Reinvest in Categories That Are Rising (or at Least Awake)
Every retailer has categories that deserve more love:
• Performance walking
• Modern comfort athleisure
• Premium sandals
• Stability and orthotic-friendly footwear
• Work/occupational footwear if your market leans that way
• Handbags and accessories for margin sweetness
Shift the dollars where customers are already voting with their feet.
Lean on Vendors — This Is What They’re Supposed to Be For
If a category is cratering, your vendors know. Many will pretend not to until you bring it up, but once you do, they’ll usually offer:
• Sub-category substitutions
• Fresh styles with better trend traction
• Marketing support
• Tight runs of winners instead of wide runs of duds
If a vendor refuses to acknowledge a downturn, that’s your cue to reevaluate the relationship, not your sanity.
Broaden Adjacent Solutions (The Secret Weapon Most Retailers Ignore)
A declining category rarely fails alone. It usually drags down the “needs-based halo” around it. For example:
• Dress shoes decline → leather care and hosiery follow
• Outdoor sandals decline → trekking socks and insoles follow
• Slip-resistant footwear decline → certain accessories soften
Replace the halo with adjacent solutions that are growing.
Examples:
• Add more recovery footwear near running/walking
• Expand backpacks, handbags, and travel items when sandals peak
• Introduce premium insoles, socks, foot care, and accessories — the gross margin vitamins of every store
Merchandise Your Winners Like They Deserve Attention
Don’t hide the strong categories in the back of the store like you’re embarrassed by your own success. Merchandise winners:
• Front tables
• Lighting
• Mannequins
• Feature walls
• Endcaps (the golden real estate)
When customers walk in, they should see the categories that keep the lights on — not the ones you’re slowly putting on hospice care.

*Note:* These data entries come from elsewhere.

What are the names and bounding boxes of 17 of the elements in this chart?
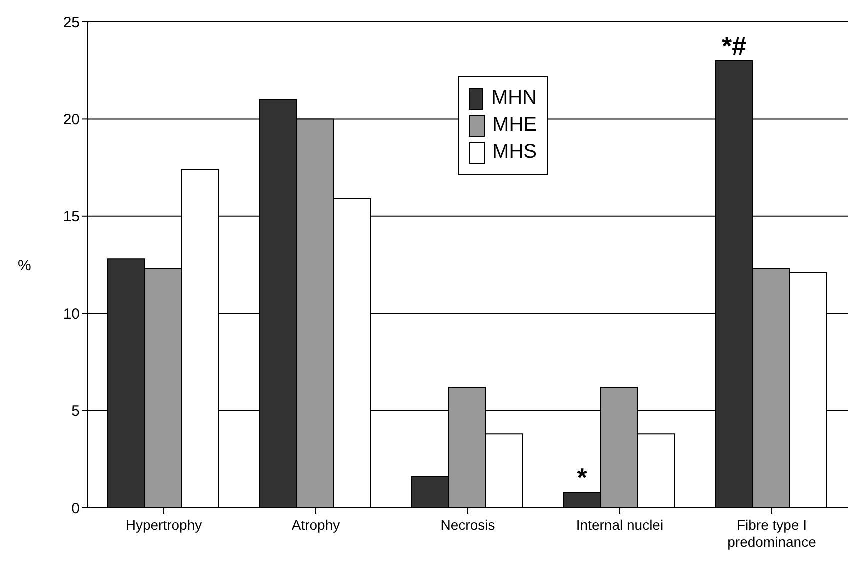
y-tick-label: 5 (72, 403, 80, 420)
x-tick-label: Fibre type I predominance (728, 517, 817, 550)
y-tick-label: 15 (63, 208, 80, 226)
y-tick-label: 10 (63, 306, 80, 323)
legend-label: MHE (492, 114, 537, 137)
y-tick-label: 20 (63, 112, 80, 129)
y-tick-label: 25 (63, 14, 80, 32)
legend-label: MHN (491, 87, 537, 110)
annotation: * (577, 462, 588, 492)
x-tick-label: Atrophy (292, 517, 340, 533)
x-tick-label: Internal nuclei (576, 517, 664, 533)
annotation: *# (722, 30, 748, 61)
legend-label: MHS (492, 141, 537, 164)
y-tick-label: 0 (72, 500, 80, 518)
y-axis-title: % (18, 257, 32, 274)
x-tick-label: Necrosis (440, 517, 496, 533)
x-tick-label: Hypertrophy (126, 517, 202, 533)
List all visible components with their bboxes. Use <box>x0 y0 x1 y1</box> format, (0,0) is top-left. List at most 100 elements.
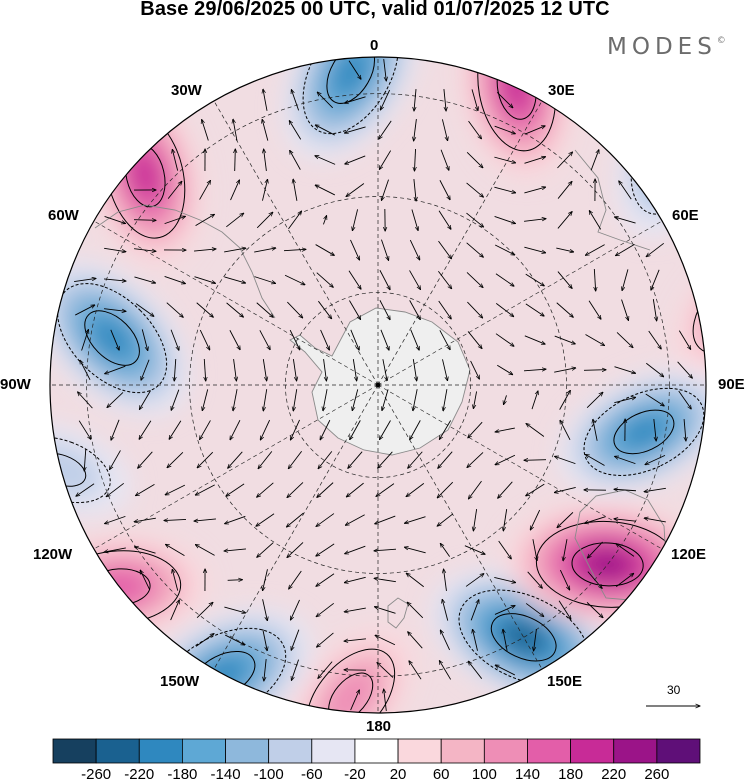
wind-vector <box>139 420 152 440</box>
wind-vector <box>104 247 126 251</box>
wind-vector <box>524 219 546 222</box>
wind-vector <box>167 452 184 467</box>
wind-vector <box>200 420 211 439</box>
wind-vector <box>283 249 306 250</box>
wind-vector <box>134 517 156 522</box>
brand-name: MODES <box>607 34 717 60</box>
wind-vector <box>291 90 300 111</box>
wind-vector <box>470 360 480 379</box>
wind-vector <box>383 59 387 81</box>
wind-vector <box>233 359 237 381</box>
wind-vector <box>526 483 545 496</box>
wind-vector <box>141 359 150 380</box>
wind-vector <box>585 334 605 345</box>
wind-vector <box>614 217 636 224</box>
wind-vector <box>316 513 335 527</box>
wind-vector <box>317 482 334 498</box>
wind-vector <box>224 276 245 283</box>
anomaly-contour <box>50 436 111 504</box>
wind-vector <box>380 89 391 110</box>
wind-vector <box>614 519 636 522</box>
new-zealand-outline <box>387 597 409 629</box>
wind-vector <box>439 420 452 440</box>
wind-vector <box>525 303 544 316</box>
wind-vector <box>288 450 303 469</box>
wind-vector <box>350 329 359 350</box>
wind-vector <box>293 179 298 201</box>
wind-vector <box>441 119 447 140</box>
wind-vector <box>375 635 396 646</box>
wind-vector <box>169 420 182 440</box>
wind-vector <box>256 513 275 527</box>
wind-vector <box>258 451 273 468</box>
wind-vector <box>194 518 216 521</box>
wind-vector <box>439 180 450 200</box>
wind-vector <box>588 300 601 319</box>
wind-vector <box>263 569 268 590</box>
wind-vector <box>171 389 180 411</box>
wind-vector <box>227 580 243 581</box>
wind-vector <box>323 389 328 411</box>
colorbar-swatch <box>483 738 528 764</box>
wind-vector <box>526 424 545 437</box>
wind-vector <box>105 515 126 523</box>
wind-vector <box>284 274 305 285</box>
anomaly-region <box>332 57 370 97</box>
wind-vector <box>166 544 185 556</box>
lon-label-90w: 90W <box>0 376 31 393</box>
wind-vector <box>348 60 361 79</box>
wind-vector <box>494 186 515 193</box>
wind-vector <box>557 212 572 229</box>
wind-vector <box>494 156 515 163</box>
wind-vector <box>473 391 478 408</box>
wind-vector <box>560 420 571 440</box>
africa-outline <box>574 149 651 251</box>
wind-vector <box>646 242 665 256</box>
wind-vector <box>344 607 366 612</box>
map-title: Base 29/06/2025 00 UTC, valid 01/07/2025… <box>140 0 610 20</box>
wind-vector <box>345 514 365 526</box>
meridian-line <box>93 384 379 550</box>
wind-vector <box>554 335 576 344</box>
wind-vector <box>134 276 155 283</box>
wind-vector <box>440 630 451 651</box>
meridian-line <box>93 220 379 386</box>
wind-vector <box>525 603 544 616</box>
wind-vector <box>622 269 629 290</box>
wind-vector <box>344 638 366 641</box>
wind-vector <box>524 126 545 135</box>
wind-vector <box>621 299 629 321</box>
wind-vector <box>104 547 126 552</box>
wind-vector <box>256 212 273 229</box>
wind-vector <box>172 149 179 171</box>
wind-vector <box>619 181 632 200</box>
wind-vector <box>414 89 416 111</box>
wind-vector <box>202 120 209 141</box>
wind-vector <box>375 515 396 524</box>
wind-vector <box>646 362 663 376</box>
wind-vector <box>264 659 267 681</box>
wind-vector <box>494 606 515 615</box>
wind-vector <box>140 570 151 591</box>
wind-vector <box>558 600 571 620</box>
wind-vector <box>406 483 425 496</box>
wind-vector <box>291 659 299 681</box>
wind-vector <box>527 571 543 588</box>
anomaly-contour <box>648 131 685 188</box>
wind-vector <box>555 456 576 465</box>
wind-vector <box>585 244 605 256</box>
wind-vector <box>254 248 276 253</box>
wind-vector <box>557 512 574 527</box>
wind-vector <box>262 119 269 141</box>
wind-vector <box>408 451 423 468</box>
latitude-circle <box>86 93 670 677</box>
wind-vector <box>315 156 336 165</box>
wind-vector <box>409 239 419 260</box>
wind-vector <box>554 486 576 492</box>
wind-vector <box>438 451 453 469</box>
wind-vector <box>164 216 186 225</box>
wind-vector <box>317 632 334 647</box>
wind-vector <box>174 358 176 381</box>
wind-vector <box>593 419 598 441</box>
wind-vector <box>195 484 215 495</box>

Educate Your Sales Staff (Energy + Awareness = Sales)
Sales teams rarely notice category decline unless it hits them on the head. They keep trying to sell what they’ve always sold. Train them on:
• Which categories are cooling
• Which ones are rising
• What substitutions to offer
• How to redirect a customer naturally
If your staff can pivot better than a point guard, your declines sting a lot less.
Stop Discounting Your Way Out of a Decline
Most retailers panic-discount. They start marking down slower categories like they’re giving them a Viking funeral.

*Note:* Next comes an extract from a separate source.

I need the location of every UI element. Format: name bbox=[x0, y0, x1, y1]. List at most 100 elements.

Discounting is a last resort.
Better tactics include:
• Cross-merchandising
• Bundling
• BOGO on accessories
• “Buy two categories, save X” offers
• Loyalty program nudges
• Vendor co-op-funded promotions
Price cuts should be the period at the end of the sentence, not the opening line.
Build a Calculated Exit Strategy (Every Category Deserves a Graceful Goodbye)
If the category is truly dead, don’t drag out the corpse. Develop a 60–180 day depletion plan:
• Stop new receipts
• Consolidate stock
• Re-merchandise to keep it compact
• Employ planned markdown cadence
• Convert space to rising categories as soon as turns justify it
A fast, clean exit always beats a long, emotional one.
Final Thought: Decline Isn't Failure — Standing Still Is
Retail is a living creature. Categories rise, fall, mutate, and reappear wearing mesh uppers and a new branding campaign. Your strength isn’t in predicting every trend — it’s in responding quickly when the tide shifts.
If one category slows down, move energy, inventory, and staff attention to the ones climbing. Decline becomes dangerous only when you pretend it’s temporary.